A presidente Cristina Kirchner e seu marido, o ex-chefe de Estado Nestor Kirchner (2003-2007), estão ameaçados neste domingo, pela primeira vez desde sua chegada ao poder, de perder o controle do Congresso nas eleições legislativas. Cerca de 28 milhões de eleitores argentinos estão a votar em todo o país para renovar parcialmente as cadeiras do Congresso Nacional – a metade da Câmara de Deputados e um terço do Senado, num pleito considerado uma espécie de termômetro para as eleições presidenciais.
Serão observadas, nele, a indicação de tendências e candidatos favoritos. A eleição presidencial na Argentina está prevista para 2011. Por ser realizado na metade da gestão presidencial é considerado um teste ou uma espécie de plebiscito sobre o governo.
A principal batalha eleitoral será na província de Buenos Aires (centro-leste), onde votam 40% dos eleitores. Um dos primeiros candidatos a votar foi o ex-governador da província de Santa Fé (centro) e candidato a senador Carlos Reuteman, que lidera a chapa do peronismo dissidente na província e cuja vitória poderia lançá-lo para disputar a presidência em 2011.
Os resultados oficiais começarão a ser divulgados três horas depois do encerramento das eleições (21h00 locais, 24h00 GMT). É a primeira vez desde que chegaram ao poder que os Kirchner enfrentam eleições num contexto econômico desfavorável. A Argentina está em recessão segundo os economistas, que contestam as cifras do governo.
Acabaram-se os tempos das taxas de crescimento de 8%, fruto da política de estímulo à industrialização dos Kirchner, o que permitiu levantar a economia após a crise de 2001-2002 com a ajuda da alta dos preços das matérias-primas agrícolas, das quais a Argentina é um dos primeiros produtores mundiais. O líder do partido peronista, Nestor Kirchner, que pode se orgulhar de ter reaberto os processos contra militares acusados de violações dos direitos humanos durante a ditadura (1976-1983), se apresenta como candidato a deputado, apoiado pelo governador e dezenas de prefeitos.
Seu principal adversário, o rico empresário Francisco De Narvaez encarna, com seu aliado, o prefeito de Buenos Aires Mauricio Macri, a volta das ideias neoliberais do ex-presidente Carlos Menem (1989-1999). “O mais provável é que o partido no poder perca a maioria nas duas Casas”, prevê o analista Rosendo Fraga, do instituto Nova Maioria. Kirchner precisa, então, a todo o preço, levar a província de Buenos Aires, porque isso lhe permitiria gritar vitória e relativizar na noite do pleito uma eventual perda da maioria no Congresso.

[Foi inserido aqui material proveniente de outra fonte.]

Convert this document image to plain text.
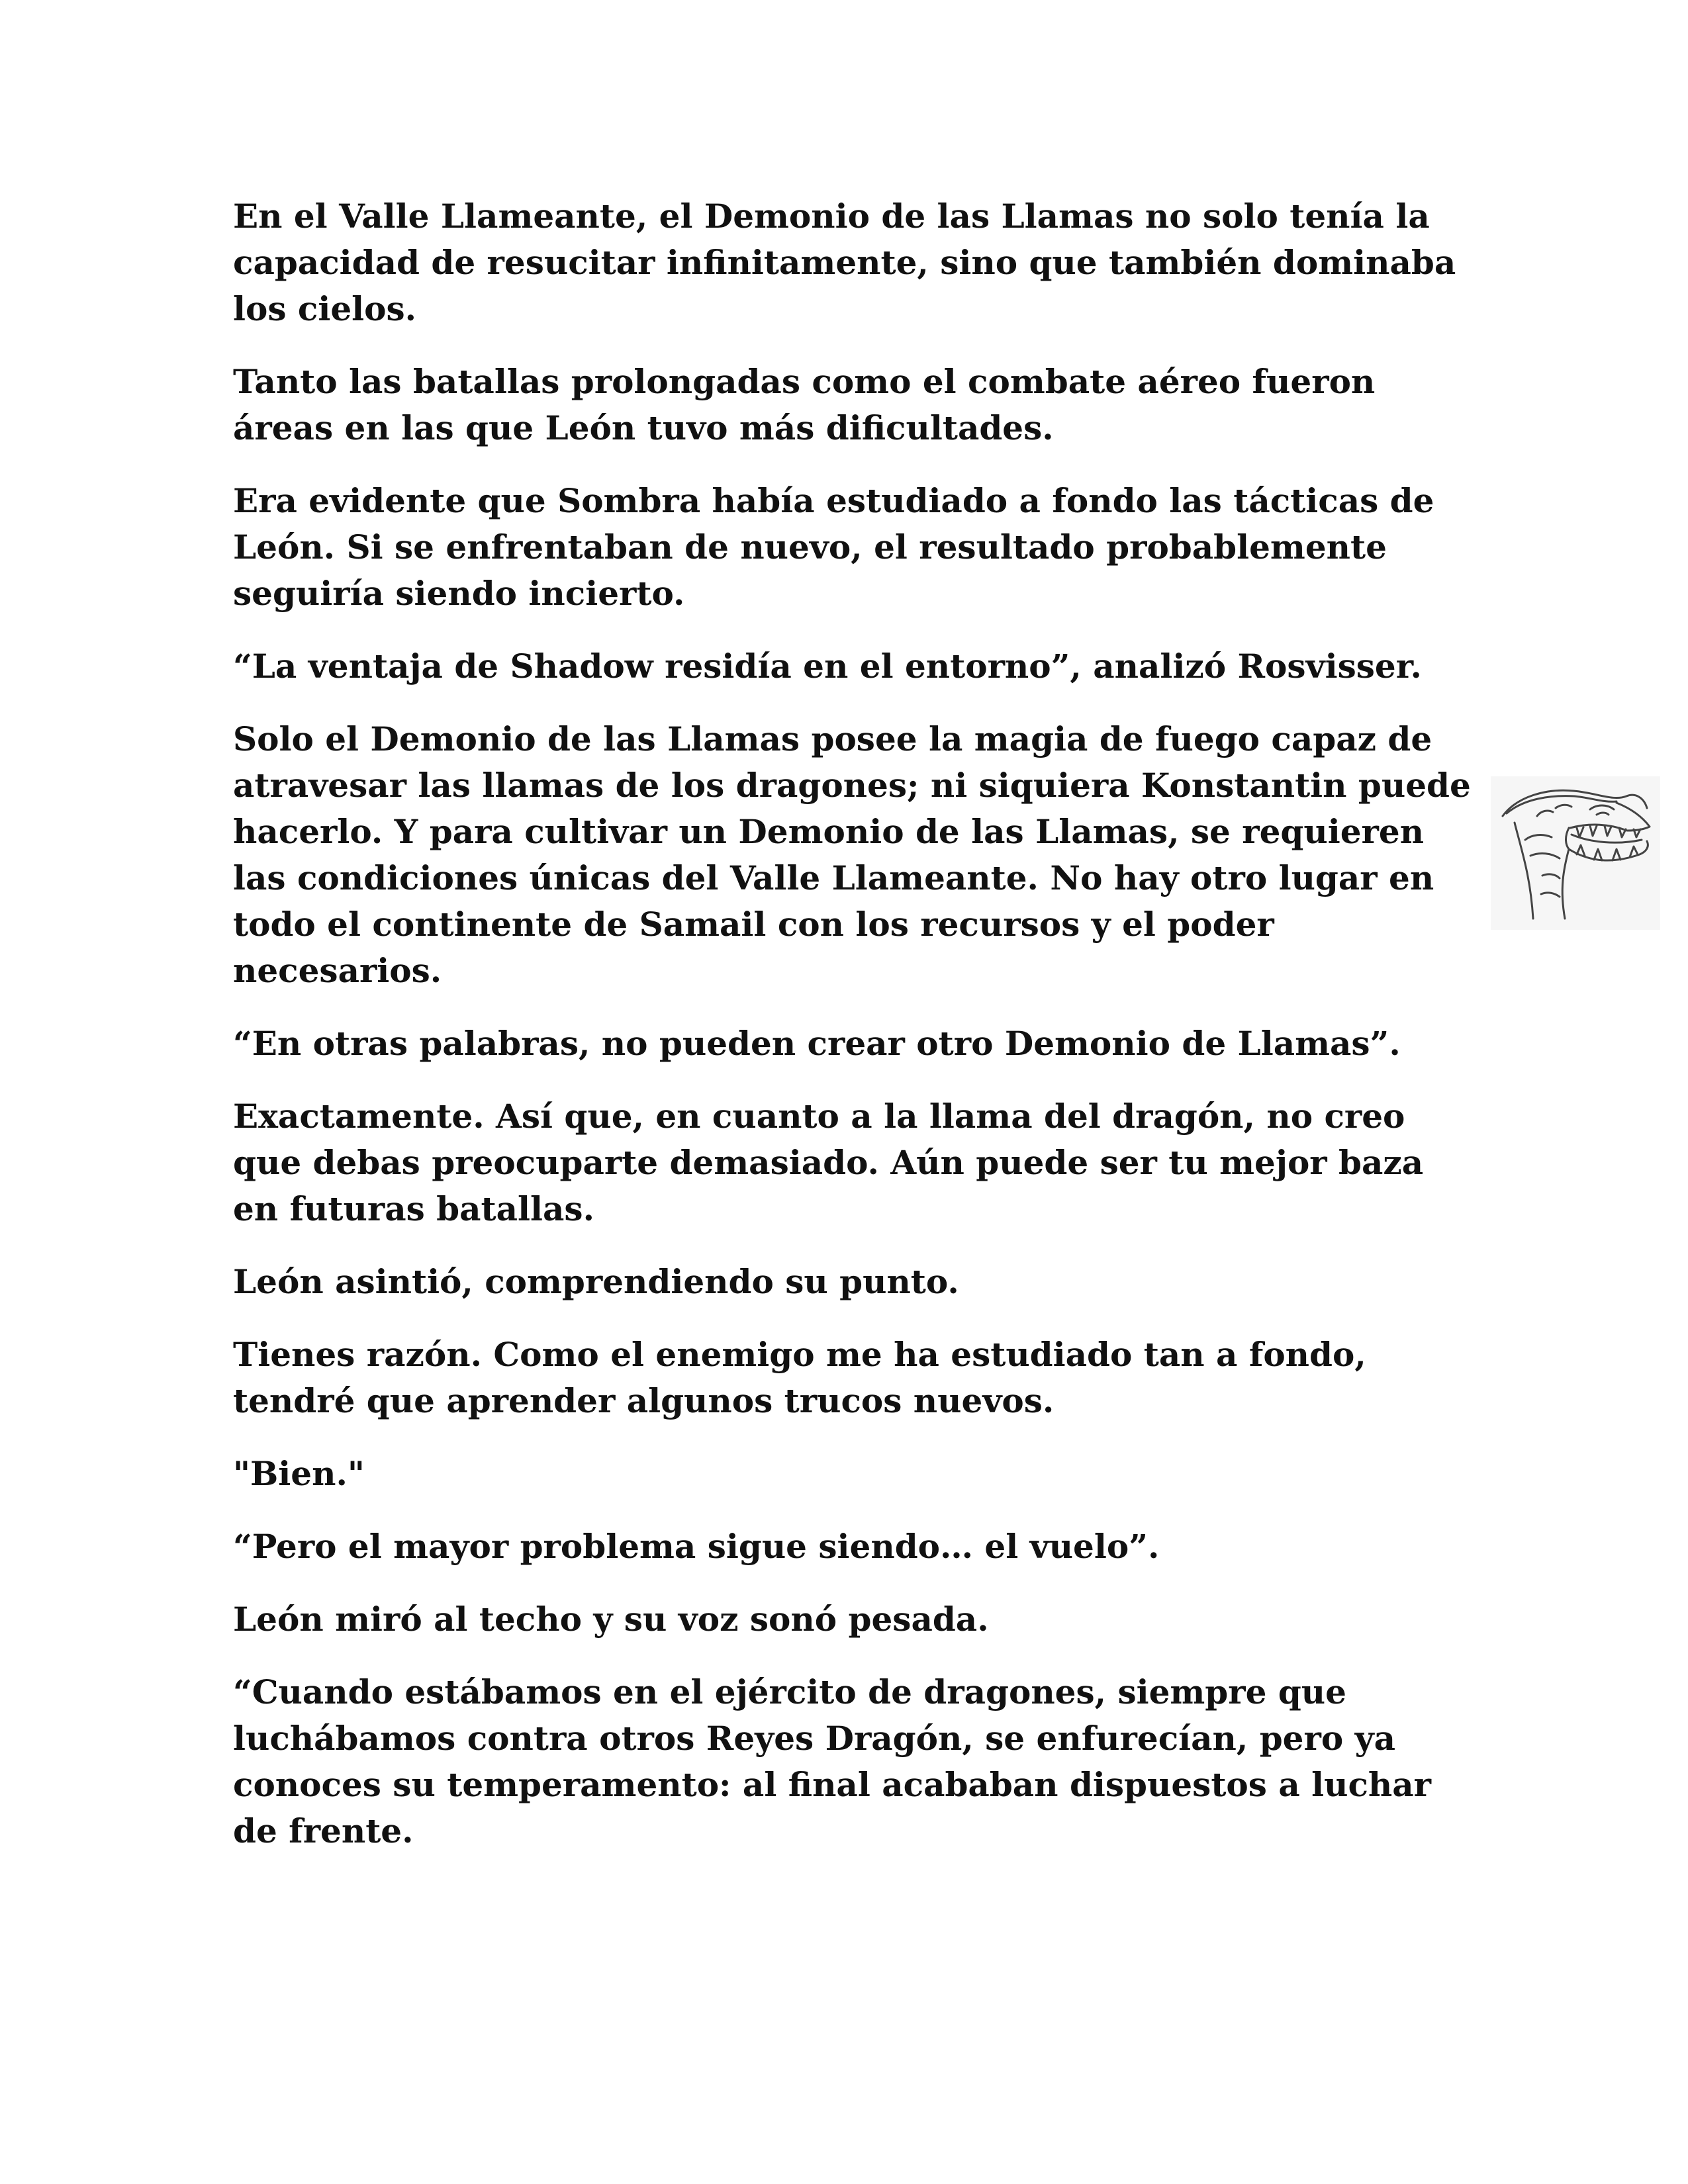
En el Valle Llameante, el Demonio de las Llamas no solo tenía la capacidad de resucitar infinitamente, sino que también dominaba los cielos.

Tanto las batallas prolongadas como el combate aéreo fueron áreas en las que León tuvo más dificultades.

Era evidente que Sombra había estudiado a fondo las tácticas de León. Si se enfrentaban de nuevo, el resultado probablemente seguiría siendo incierto.

“La ventaja de Shadow residía en el entorno”, analizó Rosvisser.

Solo el Demonio de las Llamas posee la magia de fuego capaz de atravesar las llamas de los dragones; ni siquiera Konstantin puede hacerlo. Y para cultivar un Demonio de las Llamas, se requieren las condiciones únicas del Valle Llameante. No hay otro lugar en todo el continente de Samail con los recursos y el poder necesarios.

“En otras palabras, no pueden crear otro Demonio de Llamas”.

Exactamente. Así que, en cuanto a la llama del dragón, no creo que debas preocuparte demasiado. Aún puede ser tu mejor baza en futuras batallas.

León asintió, comprendiendo su punto.

Tienes razón. Como el enemigo me ha estudiado tan a fondo, tendré que aprender algunos trucos nuevos.

"Bien."

“Pero el mayor problema sigue siendo… el vuelo”.

León miró al techo y su voz sonó pesada.

“Cuando estábamos en el ejército de dragones, siempre que luchábamos contra otros Reyes Dragón, se enfurecían, pero ya conoces su temperamento: al final acababan dispuestos a luchar de frente.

O ex-presidente decidiu atirar-se na arena sob o risco de assumir sozinho uma eventual derrota. “Kirchner sempre soube que está prestes a perder a província de Buenos Aires”, observa Jorge Giacobbe, do Instituto Giacobbe e Associados. Ele conseguiu, no entanto, convencer a esposa, a presidente Cristina Kirchner, de antecipar as legislativas de outubro para o dia 28 de junho, para surpreender uma oposição dividida entre dirigentes peronistas decepcionados com o kirchnerismo, a direita liberal, social-democratas, socialistas e os partidos de esquerda em minoria.
O anúncio de eleições antecipadas exacerbou a cólera dos agricultores, que viram nisso uma tentativa de divisão em seu conflito sobre as taxas de exportação com o governo. Os Kirchner, em confronto com a imprensa e taxados de paranóicos por seus detratores, abriram polêmica lançando a ideia de candidaturas “factóide” de governadores e prefeitos já em funções, que renunciariam a seu novo mandato uma vez eleitos.
Esta operação permitiu a Nestor Kirchner fazer campanha com o popular Daniel Scioli, seu ex-vice-presidente e atual governador de Buenos Aires, que não quer nada mais do que continuar governador. Kirchner procurou dramatizar, prevenindo contra uma “volta ao caos de 2001”, a pior crise econômica da história argentina. “Não é uma eleição a mais: é uma escolha entre a volta ao passado e a consolidação de um projeto nacional”, proclamou o marido da presidente, favorável às nacionalizações.
Este recurso à fibra nacional poderia não ser suficiente ante a realidade econômica num país onde 14 dos 40 milhões de habitantes vivem ainda abaixo do umbral da pobreza.